Wednesday, February 15, 2012
New Belgium Brewing to pick between Phila., North Carolina for new site
Philadelphia is one of two cities being looked at as a possible East Coast site for a Colorado beer brewer.
New Belgium Brewing, which is based in Fort Collins, and produces Fat Tire Ale, said the facility would create 100 to 120 jobs. It would produce up to 500,000 barrels a year, in kegs and bottles, and serve as an East Coast distribution center, New Belgium spokesman Bryan Simpson said.
“Philadelphia is a great beer town, it has a great beer culture. People there are savvy about beer. We also think we could also learn from Philly,” Simpson said.
Asheville, N.C., is also being considered, he said. Last month, Sierra Nevada Brewing Co. of Chico, Calif., said it picked Mills River, N.C. (12 miles north of Asheville), for its East Coast brewery, where it will produce 300,000 barrels a year.
New Belgium, which is sold in 28 states but has limited availability on the East Coast, started by looking at “dozens” of areas before narrowing the list to 10 and then two, Simpson said. It is looking for a site to build from the ground up.
News reports from North Carolina and Colorado have indicated that a decision was imminent, but Simpson said Monday the decision might not be made before June.
New Belgium is nearing capacity at its Fort Collins brewing operation, where it produces 700,000 barrels a year (with capacity for 900,000).
The New Belgium Brewery was founded in 1991 by a basement brewer named Jeff Lebesch. He had just returned to Fort Collins after an epic mountain bike trip throughout Europ. While there, he sampled local brews. His wife Kim Jordan is now the company’s CEO.
Pennsylvania has a thirst for beer brewing, particularly with the growth of brewers like Yards Brewing, Philadelphia Brewing Co., and Victory Brewing, as well as stalwarts like D.G. Yuengling & Son, to name just a few.
Between 2009 and 2010, the Keystone State recorded the second-largest gain in active brewer permits, adding 17, behind only Washington state, which added 25, according to the Beer Institute, a Washington, D.C.-based trade association.
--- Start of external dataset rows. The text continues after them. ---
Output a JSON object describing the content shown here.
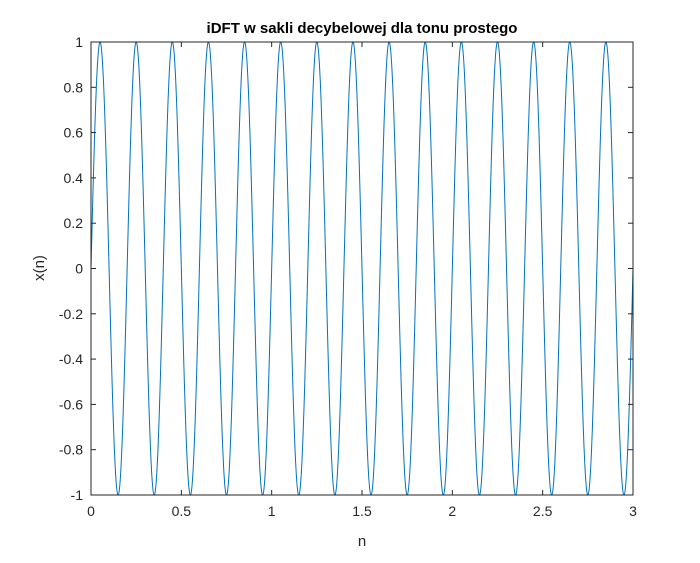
{
  "chart_data": {
    "type": "line",
    "title": "iDFT w  sakli decybelowej dla tonu prostego",
    "xlabel": "n",
    "ylabel": "x(n)",
    "xlim": [
      0,
      3
    ],
    "ylim": [
      -1,
      1
    ],
    "x_ticks": [
      0,
      0.5,
      1,
      1.5,
      2,
      2.5,
      3
    ],
    "x_tick_labels": [
      "0",
      "0.5",
      "1",
      "1.5",
      "2",
      "2.5",
      "3"
    ],
    "y_ticks": [
      -1,
      -0.8,
      -0.6,
      -0.4,
      -0.2,
      0,
      0.2,
      0.4,
      0.6,
      0.8,
      1
    ],
    "y_tick_labels": [
      "-1",
      "-0.8",
      "-0.6",
      "-0.4",
      "-0.2",
      "0",
      "0.2",
      "0.4",
      "0.6",
      "0.8",
      "1"
    ],
    "grid": false,
    "series": [
      {
        "function": "sine",
        "amplitude": 1,
        "frequency": 5,
        "phase": 0,
        "x_range": [
          0,
          3
        ],
        "color": "#0072BD"
      }
    ]
  }
}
Overall through 2010, Pennsylvania ranked sixth in the number of active brewer permits, with 105, behind California, Washington, Colorado, Oregon and Wisconsin, according to the Beer Institute’s brewers almanac.
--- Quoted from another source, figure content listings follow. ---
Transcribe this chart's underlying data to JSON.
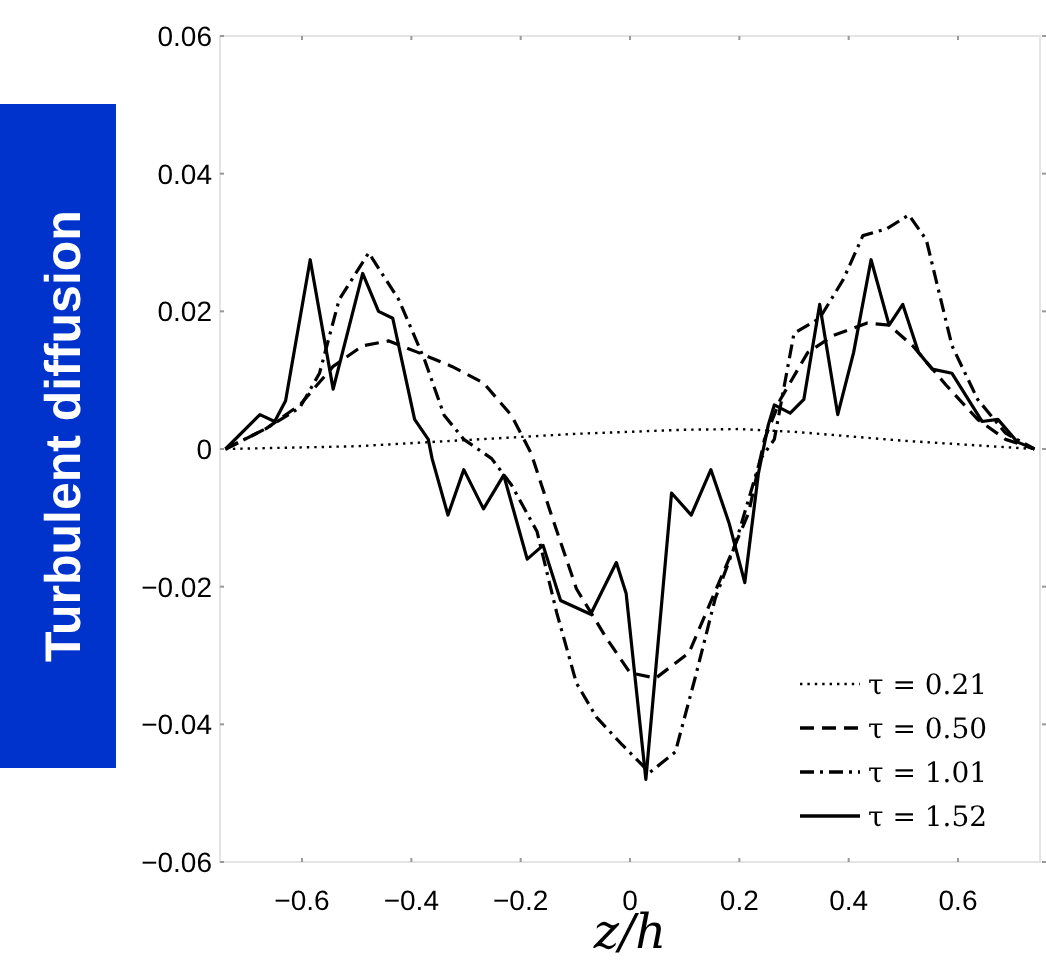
{
  "chart_data": {
    "type": "line",
    "xlabel": "z/h",
    "ylabel": "Turbulent diffusion",
    "xlim": [
      -0.75,
      0.75
    ],
    "ylim": [
      -0.06,
      0.06
    ],
    "xticks": [
      -0.6,
      -0.4,
      -0.2,
      0,
      0.2,
      0.4,
      0.6
    ],
    "yticks": [
      -0.06,
      -0.04,
      -0.02,
      0,
      0.02,
      0.04,
      0.06
    ],
    "legend": "bottom right",
    "grid": false,
    "series": [
      {
        "name": "τ = 0.21",
        "color": "#000000",
        "line_style": "dotted",
        "x": [
          -0.74,
          -0.5,
          -0.3,
          -0.1,
          0.1,
          0.2,
          0.3,
          0.5,
          0.74
        ],
        "values": [
          0,
          0.0004,
          0.0013,
          0.0022,
          0.0028,
          0.0029,
          0.0025,
          0.0012,
          0
        ]
      },
      {
        "name": "τ = 0.50",
        "color": "#000000",
        "line_style": "dashed",
        "x": [
          -0.74,
          -0.665,
          -0.604,
          -0.543,
          -0.489,
          -0.441,
          -0.387,
          -0.326,
          -0.268,
          -0.217,
          -0.181,
          -0.145,
          -0.098,
          -0.043,
          0,
          0.047,
          0.108,
          0.166,
          0.217,
          0.246,
          0.275,
          0.325,
          0.372,
          0.434,
          0.474,
          0.517,
          0.578,
          0.636,
          0.687,
          0.74
        ],
        "values": [
          0,
          0.003,
          0.0064,
          0.012,
          0.015,
          0.0157,
          0.014,
          0.012,
          0.0096,
          0.0049,
          -0.0006,
          -0.0093,
          -0.0203,
          -0.0275,
          -0.0325,
          -0.0333,
          -0.0296,
          -0.0188,
          -0.0093,
          0.0014,
          0.0072,
          0.014,
          0.0165,
          0.0183,
          0.018,
          0.015,
          0.0093,
          0.0043,
          0.0014,
          0
        ]
      },
      {
        "name": "τ = 1.01",
        "color": "#000000",
        "line_style": "dashdot",
        "x": [
          -0.74,
          -0.665,
          -0.604,
          -0.568,
          -0.532,
          -0.478,
          -0.423,
          -0.376,
          -0.34,
          -0.304,
          -0.253,
          -0.217,
          -0.17,
          -0.134,
          -0.098,
          -0.061,
          -0.014,
          0.036,
          0.083,
          0.119,
          0.156,
          0.192,
          0.239,
          0.264,
          0.3,
          0.347,
          0.39,
          0.426,
          0.47,
          0.51,
          0.542,
          0.589,
          0.636,
          0.687,
          0.74
        ],
        "values": [
          0,
          0.003,
          0.006,
          0.011,
          0.0217,
          0.0285,
          0.0217,
          0.013,
          0.0049,
          0.0014,
          -0.0014,
          -0.0052,
          -0.012,
          -0.0238,
          -0.034,
          -0.039,
          -0.043,
          -0.047,
          -0.044,
          -0.0333,
          -0.0217,
          -0.014,
          -0.0014,
          0.0014,
          0.0168,
          0.019,
          0.0246,
          0.031,
          0.032,
          0.034,
          0.0304,
          0.015,
          0.0072,
          0.0023,
          0
        ]
      },
      {
        "name": "τ = 1.52",
        "color": "#000000",
        "line_style": "solid",
        "x": [
          -0.74,
          -0.677,
          -0.65,
          -0.63,
          -0.585,
          -0.543,
          -0.489,
          -0.46,
          -0.434,
          -0.394,
          -0.369,
          -0.362,
          -0.333,
          -0.304,
          -0.268,
          -0.231,
          -0.188,
          -0.159,
          -0.127,
          -0.072,
          -0.025,
          -0.007,
          0.029,
          0.076,
          0.112,
          0.148,
          0.181,
          0.21,
          0.235,
          0.253,
          0.264,
          0.293,
          0.318,
          0.347,
          0.38,
          0.409,
          0.441,
          0.474,
          0.499,
          0.528,
          0.553,
          0.589,
          0.644,
          0.673,
          0.709,
          0.74
        ],
        "values": [
          0,
          0.005,
          0.004,
          0.007,
          0.0275,
          0.0087,
          0.0255,
          0.02,
          0.019,
          0.0043,
          0.0014,
          -0.0014,
          -0.0096,
          -0.003,
          -0.0087,
          -0.0038,
          -0.016,
          -0.014,
          -0.022,
          -0.024,
          -0.0165,
          -0.021,
          -0.048,
          -0.0064,
          -0.0096,
          -0.003,
          -0.0107,
          -0.0194,
          -0.0035,
          0.0035,
          0.0064,
          0.0052,
          0.0072,
          0.021,
          0.005,
          0.014,
          0.0275,
          0.018,
          0.021,
          0.014,
          0.0116,
          0.011,
          0.004,
          0.0043,
          0.001,
          0
        ]
      }
    ]
  }
}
Since 2004, the Keystone State has added 35 active brewers permits.
Craft-and-premium brews, along with imports, are among the fastest-growing segment of the $98 billion-a-year U.S. beer trade, the Beer Institute said.
Lew Bryson, author of a guidebook to Pennsylvania Breweries (now in its fourth edition), has been leading the charge to get New Belgium to settle here. On his blog, he argues that Philadelphia has the beer culture, including Philly Beer Week, as well as the infrastructure a brewer would need.